Les homardiers gaspésiens ont débarqué 4 713,3 tonnes métriques de crustacé en 2024, pour une valeur de 73 329 801 $, une baisse de 165,12 tonnes métriques et de 9 020 219 $ par rapport à la saison de 2023. C’est une baisse de prises de 3,38 % et une diminution de revenus de 10,95 %.

Il s’agit tout de même des deuxièmes meilleurs résultats de l’histoire pour les homardiers gaspésiens, après le bilan de 2023. Il y a un an, les prises s’étaient établies à 4 878,43 tonnes métriques et les revenus à 82 350 020 $, des données excluant les prises des Gaspésiens pêchant à l’île d’Anticosti.

En proportions, c’est dans la zone 21 (Bonaventure à Miguasha) que les fléchissements ont été les plus prononcés, en vertu d’une baisse de 18,14 % des prises, de 410,15 à 335,76 tonnes, et de 25,62 % des revenus, qui sont passés de 6 976 540 $ à 5 189 443 $.

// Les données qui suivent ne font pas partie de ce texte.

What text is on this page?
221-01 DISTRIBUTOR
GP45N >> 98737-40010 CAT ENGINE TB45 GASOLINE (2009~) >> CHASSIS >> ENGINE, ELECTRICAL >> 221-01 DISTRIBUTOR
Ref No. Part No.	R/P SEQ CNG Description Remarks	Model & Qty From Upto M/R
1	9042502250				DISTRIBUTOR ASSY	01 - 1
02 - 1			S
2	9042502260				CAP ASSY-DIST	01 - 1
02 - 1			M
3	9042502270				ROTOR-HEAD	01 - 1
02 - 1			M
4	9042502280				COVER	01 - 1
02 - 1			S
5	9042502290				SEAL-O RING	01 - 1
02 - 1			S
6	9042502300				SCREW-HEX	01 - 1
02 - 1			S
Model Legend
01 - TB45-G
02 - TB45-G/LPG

Les fléchissements ont été nettement moins prononcés dans les zones 20A (Forillon à Chandler) et 20B (Newport à New Carlisle). Dans 20B, les prises ont chuté de 9,5 %, de 1 257,29 à 1 137,82 tonnes métriques, alors que les revenus de 17 889 272 $ en 2024 comparativement à 21 035 150 $ en 2023, ont fléchi de 14,95 %.

Dans 20A, les chutes ont été moins prononcées, à 3,18 % pour les prises, qui sont passées de 2 607,19 à 2 524,2 tonnes métriques, alors que les revenus ont diminué de 43 839 715 $ à 38 979 774 $, une baisse de 11,09 %.

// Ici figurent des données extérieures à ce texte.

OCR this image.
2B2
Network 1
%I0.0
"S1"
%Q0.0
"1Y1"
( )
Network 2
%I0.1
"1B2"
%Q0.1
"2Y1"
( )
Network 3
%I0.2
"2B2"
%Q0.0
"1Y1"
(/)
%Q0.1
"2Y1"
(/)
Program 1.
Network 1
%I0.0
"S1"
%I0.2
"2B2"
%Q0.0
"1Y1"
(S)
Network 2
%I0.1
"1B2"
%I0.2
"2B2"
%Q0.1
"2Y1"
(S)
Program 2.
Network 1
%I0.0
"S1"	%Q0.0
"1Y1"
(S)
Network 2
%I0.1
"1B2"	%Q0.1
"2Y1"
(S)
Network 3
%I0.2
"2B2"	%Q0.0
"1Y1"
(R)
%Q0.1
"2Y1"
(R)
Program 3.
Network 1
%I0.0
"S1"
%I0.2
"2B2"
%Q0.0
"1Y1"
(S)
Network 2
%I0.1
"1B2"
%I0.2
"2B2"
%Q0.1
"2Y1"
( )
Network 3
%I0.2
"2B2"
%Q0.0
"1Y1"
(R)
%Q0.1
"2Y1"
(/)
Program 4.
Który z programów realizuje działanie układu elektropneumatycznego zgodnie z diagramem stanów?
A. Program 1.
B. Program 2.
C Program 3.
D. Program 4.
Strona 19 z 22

La zone 19 (Cap-des-Rosiers à Grande-Vallée), couvrant le côté nord de la Gaspésie, a fait bande à part, alors que des hausses ont été enregistrées. Les prises ont grimpé de 18,51 %, de 603,79 à 715,527 tonnes métriques, ce qui a généré des revenus en hausse de 7,36 %. Ces revenus ont donc grimpé de    10 498 615 $ en 2023 à 11 271 312 $ en 2024.

BILAN STATISTIQUE FRAGMENTAIRE

Les données de 2024 sont encore préliminaires. Le directeur du Regroupement des pêcheurs professionnels du sud de la Gaspésie, O’Neil Cloutier, en tire tout de même des conclusions assez claires, à plus d’un sens, notamment parce qu’il juge le bilan statistique de Pêches et Océans Canada très tardif et fragmentaire.

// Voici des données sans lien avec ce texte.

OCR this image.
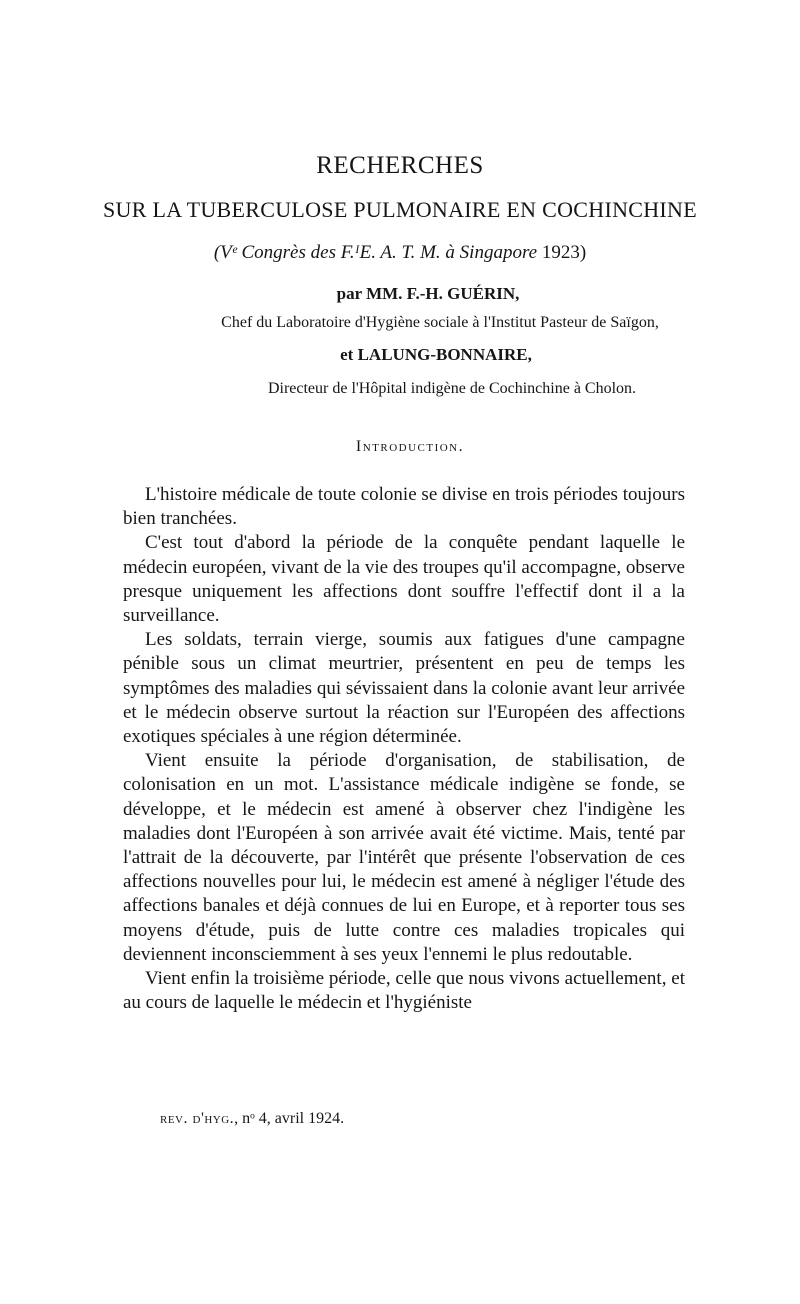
RECHERCHES
SUR LA TUBERCULOSE PULMONAIRE EN COCHINCHINE
(Vᵉ Congrès des F.ᴵE. A. T. M. à Singapore 1923)
par MM. F.-H. GUÉRIN,
Chef du Laboratoire d'Hygiène sociale à l'Institut Pasteur de Saïgon,
et LALUNG-BONNAIRE,
Directeur de l'Hôpital indigène de Cochinchine à Cholon.
Introduction.

L'histoire médicale de toute colonie se divise en trois périodes toujours bien tranchées.

C'est tout d'abord la période de la conquête pendant laquelle le médecin européen, vivant de la vie des troupes qu'il accompagne, observe presque uniquement les affections dont souffre l'effectif dont il a la surveillance.

Les soldats, terrain vierge, soumis aux fatigues d'une campagne pénible sous un climat meurtrier, présentent en peu de temps les symptômes des maladies qui sévissaient dans la colonie avant leur arrivée et le médecin observe surtout la réaction sur l'Européen des affections exotiques spéciales à une région déterminée.

Vient ensuite la période d'organisation, de stabilisation, de colonisation en un mot. L'assistance médicale indigène se fonde, se développe, et le médecin est amené à observer chez l'indigène les maladies dont l'Européen à son arrivée avait été victime. Mais, tenté par l'attrait de la découverte, par l'intérêt que présente l'observation de ces affections nouvelles pour lui, le médecin est amené à négliger l'étude des affections banales et déjà connues de lui en Europe, et à reporter tous ses moyens d'étude, puis de lutte contre ces maladies tropicales qui deviennent inconsciemment à ses yeux l'ennemi le plus redoutable.

Vient enfin la troisième période, celle que nous vivons actuellement, et au cours de laquelle le médecin et l'hygiéniste

rev. d'hyg., nᵒ 4, avril 1924.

«Ce sont des données plus globales cette année; c’est une façon de les protéger. On a réclamé ces données le 10 juillet et ç’a culminé par des informations très incomplètes deux mois plus tard. On a commencé à travailler sur la stabilité du secteur homard en 1997, après un rapport du CCRH (Conseil pour la conservation des ressources halieutiques). Pêches et Océans Canada approuvait notre effort de redressement de la ressource à l’époque. On pensait être un meilleur partenaire», souligne M. Cloutier.

Ce ministère fédéral n’a donc fourni que des statistiques générales pour chacune des zones, omettant de transférer au Regroupement des pêcheurs professionnels du sud de la Gaspésie les données pour chacune des sous-zones.

«On a besoin d’analyser les sous-zones. Habituellement, on a ça le 23 juillet, comme en 2022-2023. Là, on a ça le 10 septembre! On ne sait même plus combien de pêcheurs sont inclus là-dedans. Avant, on avait un ensemble de tableaux avec comparatifs des années pour les PUE (prises par unité d’effort, ou poids recueilli par casier)», ajoute-t-il.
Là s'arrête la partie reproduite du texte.